In [54]:
import pandas as pd
import numpy as np

# Random seed for reproducibility
seed = 202
np.random.seed(seed)

# Import the train set and test set
train_data = pd.read_csv("trainset.csv", delimiter=",")
test_data = pd.read_csv("testset.csv", delimiter=",")

In [55]:
def normalize_costumer_age(dataset):
    #Take all unique Cosumer_Age, assigns to each age alphabetically ordered a mean age
    customer_age_sort = sorted(dataset['CustomerAge'].dropna().unique())

    mapping = {}
    for idx, val in enumerate(customer_age_sort):
        mapping[val] = int(15+idx*10)
        
    ages = dataset['CustomerAge']
    ages.replace(mapping, inplace=True)

    #print(mapping, regions)
    ages = np.asarray(ages)
    ages = pd.DataFrame({'CustomerAge': ages})
    
     # Remove the previous CustomerAge and then insert the new CustomerAge
    dataset = dataset.drop('CustomerAge', axis=1)
    dataset = dataset.join(ages)
    return dataset

In [56]:
def normalize_region(dataset):
    #Take all unique Regions, assigns to each region alphabetically ordered a monotonic growing number
    regions_sort = sorted(dataset['Region'].dropna().unique())
    #regions_len = len(regions_sort) #20 Regions

    mapping = {}
    for idx, val in enumerate(regions_sort):
        mapping[val] = int(idx)

    regions = dataset['Region']
    regions.replace(mapping, inplace=True)

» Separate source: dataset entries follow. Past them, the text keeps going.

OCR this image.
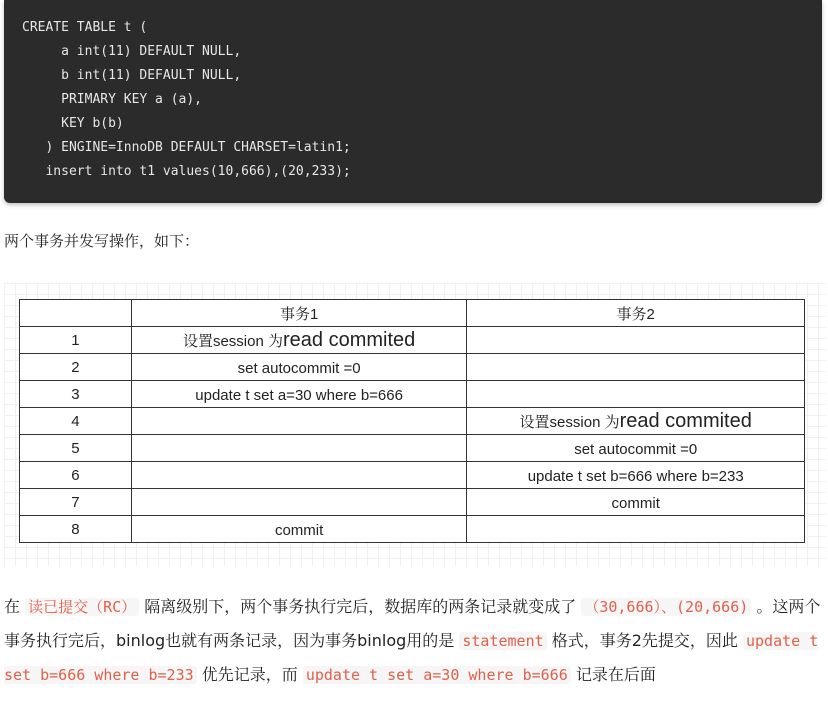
CREATE TABLE t (
a int(11) DEFAULT NULL,
b int(11) DEFAULT NULL,
PRIMARY KEY a (a),
KEY b(b)
) ENGINE=InnoDB DEFAULT CHARSET=latin1;
insert into t1 values(10,666),(20,233);
两个事务并发写操作，如下：
	事务1	事务2
1	设置session 为read commited	
2	set autocommit =0	
3	update t set a=30 where b=666	
4		设置session 为read commited
5		set autocommit =0
6		update t set b=666 where b=233
7		commit
8	commit	
在 读已提交（RC） 隔离级别下，两个事务执行完后，数据库的两条记录就变成了 （30,666）、(20,666) 。这两个事务执行完后，binlog也就有两条记录，因为事务binlog用的是 statement 格式，事务2先提交，因此 update t set b=666 where b=233 优先记录，而 update t set a=30 where b=666 记录在后面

    #print(mapping, regions)
    regions = np.asarray(regions)
    regions = pd.DataFrame({'Region': regions})
    
    # Remove the previous Region columns and then insert the new Region
    dataset = dataset.drop('Region', axis=1)
    dataset = dataset.join(regions)
    return dataset

In [57]:
def normalize_province(dataset):
    #Take all unique Provinces, assigns to each province alphabetically ordered a monotonic growing number
    provinces_sort = sorted(dataset['Province'].dropna().unique())
    #provinces_len = len(provinces_sort) #110 Provinces

    mapping = {}
    for idx, val in enumerate(provinces_sort):
        mapping[val] = idx

    provinces = dataset['Province']
    provinces.replace(mapping, inplace=True)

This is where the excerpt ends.